Memang penjelasan tentang takdir ini tidak sederhana, dan sangat
tergantung dari definisi dan pengertian kata ‘takdir’ itu sendiri. Saya
sendiri cenderung untuk mengikuti apa yang tertulis di Alkitab dan
pengajaran Gereja Katolik tentang hal ini, daripada mengikuti pengertian
yang berbeda-beda yang ada dalam masyarakat. Umumnya memang takdir dan
nasib diartikan sama, bahkan dalam bahasa Inggris juga demikian. Takdir
dan nasib umumnya diterjemahkan sebagai ‘destiny, fate’, yang artinya
mengarah kepada ’segala sesuatunya sudah ditentukan dari ‘Atas’ (yaitu
Tuhan) dan manusia tidak ada andil/ kehendak bebas untuk mengubahnya.
Dalam pengertian yang demikianlah Gereja Katolik tidak
mengajarkan ‘takdir’, justru karena Gereja mengajarkan adanya kehendak
bebas pada manusia yang dapat memilih hendak bekerjasama dengan kehendak
Allah atau tidak. Juga, kita dapat melihat perkataan ‘takdir’ tidak
muncul di dalam Alkitab. Ayat-ayat yang sering dikatakan menyebutkan
tentang konsep ‘predestination’ yang sering diartikan sebagai takdir,
adalah Rom 8:29-30 dan Ef 1:5, 11. Namun di sana yang dituliskan adalah
‘ditentukan’ oleh Allah, bukan ‘ditakdirkan’.
Sekarang, mungkin kita perlu menelaah, apa bedanya, arti ‘ditentukan’ dengan ‘ditakdirkan’? ‘Ditentukan’ di sini adalah berkaitan dengan kehendak Tuhan.

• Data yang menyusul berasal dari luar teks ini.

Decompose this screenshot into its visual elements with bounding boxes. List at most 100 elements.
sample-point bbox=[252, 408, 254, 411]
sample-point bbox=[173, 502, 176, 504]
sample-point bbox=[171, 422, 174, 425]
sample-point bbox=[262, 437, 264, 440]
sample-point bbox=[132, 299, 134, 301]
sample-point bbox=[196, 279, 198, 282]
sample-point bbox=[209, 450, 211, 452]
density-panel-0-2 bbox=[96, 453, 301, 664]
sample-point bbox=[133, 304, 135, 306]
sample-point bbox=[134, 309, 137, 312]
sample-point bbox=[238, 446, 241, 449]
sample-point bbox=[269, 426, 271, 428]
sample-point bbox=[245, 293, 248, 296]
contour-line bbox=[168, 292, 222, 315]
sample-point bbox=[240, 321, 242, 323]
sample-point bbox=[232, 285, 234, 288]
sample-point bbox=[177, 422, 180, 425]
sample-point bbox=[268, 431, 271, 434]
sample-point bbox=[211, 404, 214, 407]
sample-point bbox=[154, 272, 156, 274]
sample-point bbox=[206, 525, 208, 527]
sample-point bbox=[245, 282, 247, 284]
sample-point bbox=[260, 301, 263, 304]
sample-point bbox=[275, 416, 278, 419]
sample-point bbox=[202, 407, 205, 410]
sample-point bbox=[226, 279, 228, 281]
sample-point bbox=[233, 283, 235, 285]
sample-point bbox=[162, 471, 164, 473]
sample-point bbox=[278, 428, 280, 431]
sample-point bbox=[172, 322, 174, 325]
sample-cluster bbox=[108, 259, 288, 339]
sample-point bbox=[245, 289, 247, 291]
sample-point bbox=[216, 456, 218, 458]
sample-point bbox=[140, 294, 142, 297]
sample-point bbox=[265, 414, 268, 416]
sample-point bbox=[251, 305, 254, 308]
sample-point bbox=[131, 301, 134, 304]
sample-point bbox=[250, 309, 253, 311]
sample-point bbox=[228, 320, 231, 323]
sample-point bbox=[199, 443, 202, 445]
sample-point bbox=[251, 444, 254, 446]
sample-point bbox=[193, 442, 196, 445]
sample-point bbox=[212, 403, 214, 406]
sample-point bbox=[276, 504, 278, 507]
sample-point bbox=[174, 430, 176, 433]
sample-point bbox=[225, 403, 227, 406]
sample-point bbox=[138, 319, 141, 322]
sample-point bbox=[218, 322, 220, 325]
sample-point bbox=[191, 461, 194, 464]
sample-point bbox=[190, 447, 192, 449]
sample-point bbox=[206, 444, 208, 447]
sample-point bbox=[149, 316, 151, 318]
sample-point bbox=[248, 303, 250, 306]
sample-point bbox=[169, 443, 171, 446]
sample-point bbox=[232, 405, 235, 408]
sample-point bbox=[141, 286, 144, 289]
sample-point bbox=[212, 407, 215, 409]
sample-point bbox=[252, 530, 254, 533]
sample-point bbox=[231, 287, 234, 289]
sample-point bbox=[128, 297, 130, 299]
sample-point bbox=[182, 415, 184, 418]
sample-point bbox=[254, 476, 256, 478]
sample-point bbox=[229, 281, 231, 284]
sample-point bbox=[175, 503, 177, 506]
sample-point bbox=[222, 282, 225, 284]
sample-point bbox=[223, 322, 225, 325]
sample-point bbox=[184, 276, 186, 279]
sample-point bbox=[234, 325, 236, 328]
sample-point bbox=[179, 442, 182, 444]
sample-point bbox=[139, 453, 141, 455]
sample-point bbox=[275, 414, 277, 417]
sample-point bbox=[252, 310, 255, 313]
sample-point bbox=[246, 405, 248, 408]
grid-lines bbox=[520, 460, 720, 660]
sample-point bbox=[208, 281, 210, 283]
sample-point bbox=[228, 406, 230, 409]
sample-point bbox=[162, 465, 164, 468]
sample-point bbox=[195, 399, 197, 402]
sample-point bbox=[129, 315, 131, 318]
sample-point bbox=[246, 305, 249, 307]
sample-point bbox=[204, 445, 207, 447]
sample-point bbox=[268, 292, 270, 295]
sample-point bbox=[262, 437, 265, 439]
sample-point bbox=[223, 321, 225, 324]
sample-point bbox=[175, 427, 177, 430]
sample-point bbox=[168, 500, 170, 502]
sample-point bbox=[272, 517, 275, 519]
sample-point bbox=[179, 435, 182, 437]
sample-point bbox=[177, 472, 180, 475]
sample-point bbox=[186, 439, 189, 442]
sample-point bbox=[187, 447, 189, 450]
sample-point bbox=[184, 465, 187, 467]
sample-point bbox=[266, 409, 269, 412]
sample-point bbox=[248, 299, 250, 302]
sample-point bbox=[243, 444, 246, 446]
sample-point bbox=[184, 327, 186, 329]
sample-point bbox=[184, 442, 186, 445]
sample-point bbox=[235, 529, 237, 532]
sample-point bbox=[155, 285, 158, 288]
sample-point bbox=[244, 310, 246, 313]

Nah, dengan melihat uraian St. Thomas Aquinas (lihat ST, I, q.19), tentang dua macam kehendak Allah (the Will of God) secara umum, maka kita dapat lebih memahami tentang kehendak Allah ini:
- Antecedent Will: Kehendak Allah yang universal terhadap semua manusia, yaitu agar semua manusia di selamatkan. Inilah yang dikenal dengan ajaran ‘predestination’, yaitu bahwa Allah menghendaki semua manusia diselamatkan dan memiliki pengetahuan akan kebenaran (lih. 1Tim 2:4). Maka kita mengetahui bahwa Gereja Katolik, berpegang pada pengertian ini, mengajarkan konsep ‘predestination‘, yaitu bahwa Allah menghendaki semua orang diselamatkan. Yang tidak diajarkan oleh Gereja Katolik adalah ‘double predestination‘ yaitu bahwa Allah dari sejak awal sudah menentukan orang-orang yang akan masuk ke surga (diselamatkan) dan orang-orang yang masuk neraka (tidak diselamatkan), seperti yang diajarkan oleh Calvinism.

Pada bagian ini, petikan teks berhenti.